#resistance
In France, October 9
by James Conley
The first sign that things were afoot was the loud chop of helicopter rotors above the cafe. Echoing off the medieval streets of the capital of Brittany, the sound was magnified while also scrambling the helicopter’s location. In American-accented, intermittent English, the millennial waiter impatiently speculated that there was a protest of some kind. He had no details, and was far more concerned with finding the correct English words to convey the care and attention he put into the pour-over coffees on the menu.
The helicopter entered a slow, circular holding pattern as vans of police began disgorging their passengers onto the street. As the helicopter made its counterclockwise way, and the police marched in groups of ten to take positions on medievally skewed street “corners,” the waiter extolled the virtues of cold brewed coffee. Glancing up on occasion, he was perturbed not at the police presence, but that protesters would be ruining his business day. His torn jeans, man-bun, and millennial love of sophisticated ways to make coffee did not make him a comrade of any protest.
Down Rue d’Orleans, just before the Palais du Commerce, was the first set of assembled police.
It is impossible not to think of pawns on a chessboard when beholding rows of assembled riot police in monochrome sci-fi armor: coordinated, restricted, ordered, and able to strike only with diagonal moves.
The protestors were decidedly the opposite: apparently the ragtag common worker, relying only on the correctness of the cause to supply the strength to #resist the oppression. The cause was a bit unclear, but there was no doubt that the protest was organized by two of the largest labor unions in France, and was part of a coordinated series of actions across France on October 9.
The clarity and emotional attractiveness of these archetypal roles—riot police versus the vulnerable workers—was interrupted by the appearance of masked and goggled youths, often with harsh looks in their eyes. Nothing had begun other than people gathering on the street in preparation for a walk, and yet a handful of faces were already covered.

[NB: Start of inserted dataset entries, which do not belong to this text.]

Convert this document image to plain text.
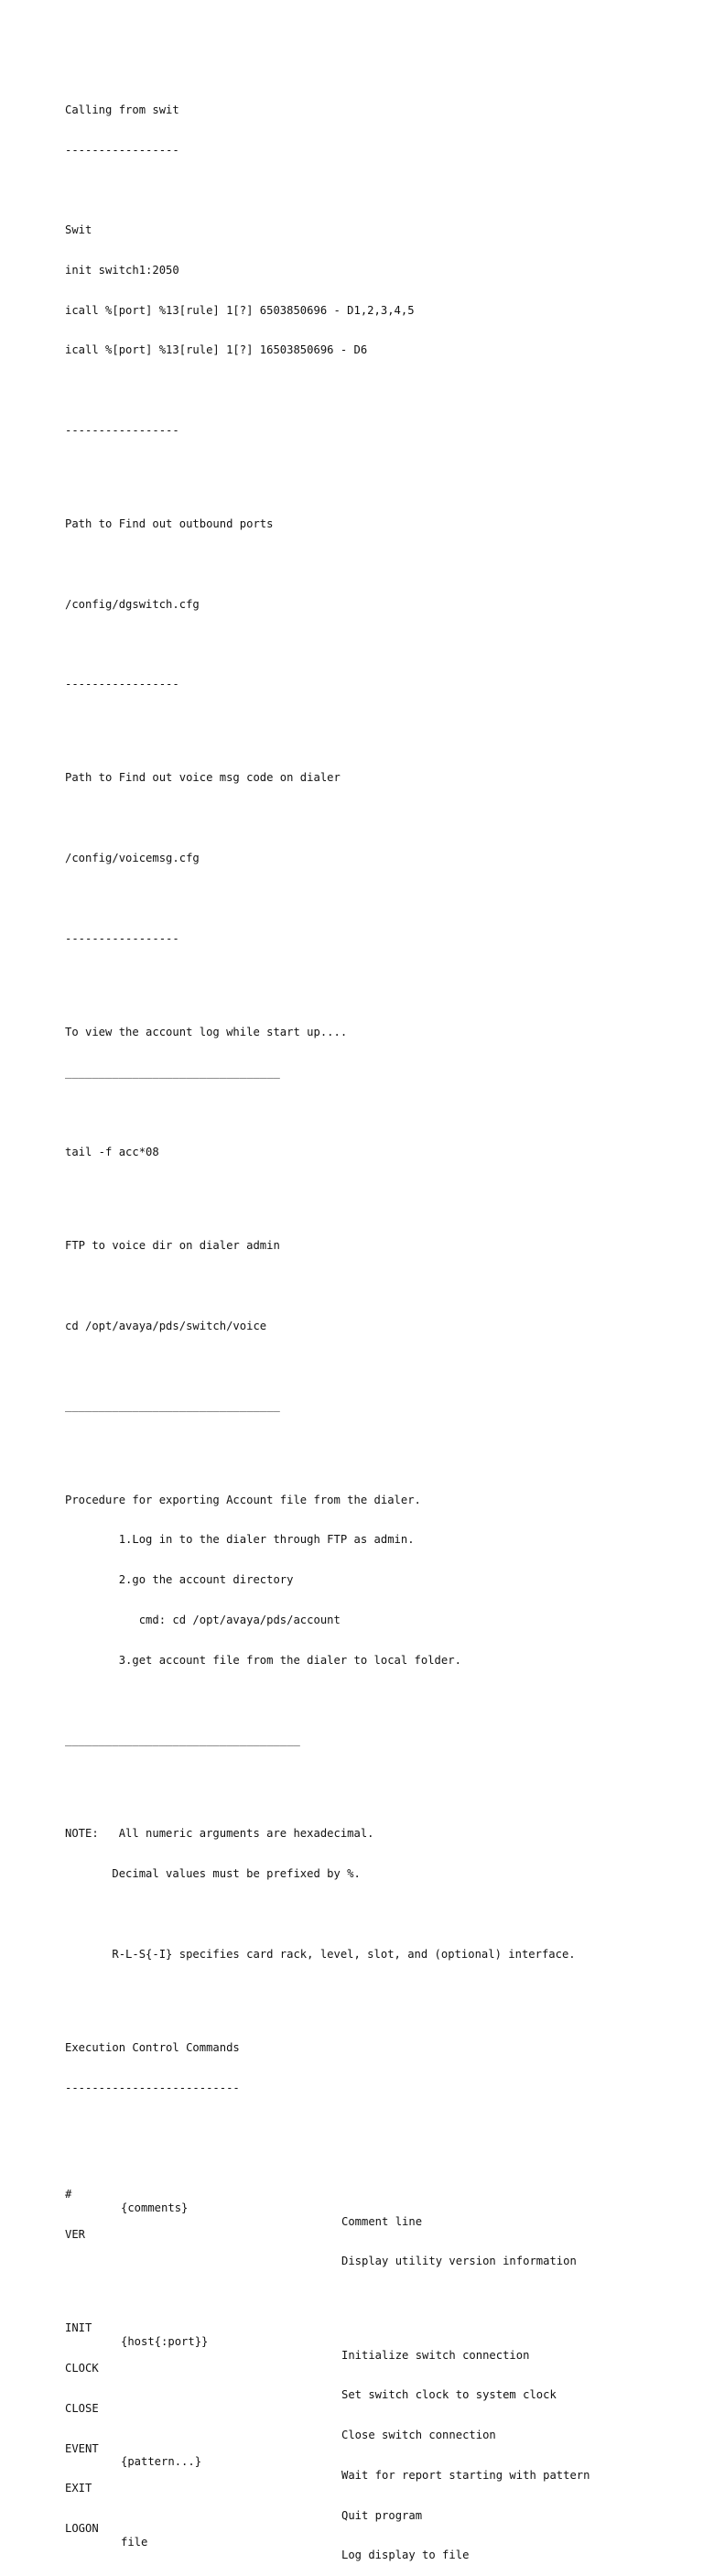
Calling from swit

-----------------

Swit

init switch1:2050

icall %[port] %13[rule] 1[?] 6503850696 - D1,2,3,4,5

icall %[port] %13[rule] 1[?] 16503850696 - D6

-----------------

Path to Find out outbound ports

/config/dgswitch.cfg

-----------------

Path to Find out voice msg code on dialer

/config/voicemsg.cfg

-----------------

To view the account log while start up....

________________________________

tail -f acc*08

FTP to voice dir on dialer admin

cd /opt/avaya/pds/switch/voice

________________________________

Procedure for exporting Account file from the dialer.

1.Log in to the dialer through FTP as admin.

2.go the account directory

cmd: cd /opt/avaya/pds/account

3.get account file from the dialer to local folder.

___________________________________

NOTE:   All numeric arguments are hexadecimal.

Decimal values must be prefixed by %.

R-L-S{-I} specifies card rack, level, slot, and (optional) interface.

Execution Control Commands

--------------------------

#

{comments}

Comment line

VER

Display utility version information

INIT

{host{:port}}

Initialize switch connection

CLOCK

Set switch clock to system clock

CLOSE

Close switch connection

EVENT

{pattern...}

Wait for report starting with pattern

EXIT

Quit program

LOGON

file

Log display to file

The first sign of trouble came when Fabrice Lerestif (General Secretary of the Force Ouvrière union) confronted a line of riot police blocking a street. Several minutes of tension led to the pre-masked youth engaging in several minutes of violence. Where the black pawn gendarmerie were uniform in their role, the protesters had multiple roles: Lerestif withdrew, along with the casually dressed and unmasked protesters, allowing the bemasked to move up and bring the violence.
After the first confrontation, the parade moved up a bit and stalled again. This time, other layers of organization within the protesters emerged—the frontline protesters shoved and hit the police and then briefly withdrew while glass bottles filled with paint were tossed from the equivalent of an archery line. This time the police responded with tear gas. This time it was clear that while the police were playing only with a line of pawns (albeit pawns with teargas), the protestors had a full set of pieces.
After these first conflicts, the police seemed to feel confident that limits had been established and largely withdrew from the parade. Nevertheless, the crowd continued to seek confrontations by provoking not only with taunts and shouts, but by setting fires with flares and tossing more glass bottles. The point of the provocations was unclear.
Likewise, the overall “resistance” narrative was unclear. The protesters carried signs which roughly translate as “together to conquer another future” and “against Jupiter [Macron] let’s go storm the sky.” As reported by The Local France:
Two of the more hardline leftist trade unions Force Ouvrier and the CGT have called on workers, pensioners and students to join their protest against the [Macron] government's policies which they claim are "destroying France's social model".
For these trade unions the government's policies follow "a logic of individualization which undermines solidarity and social justice".
So, for these #resistors, the new future is one where the individual is compelled to become part of the group. Which goes far to explain why a millennial cafe worker who is obsessed with finding the best way to make coffee sees no fraternity with the hashtag resistance.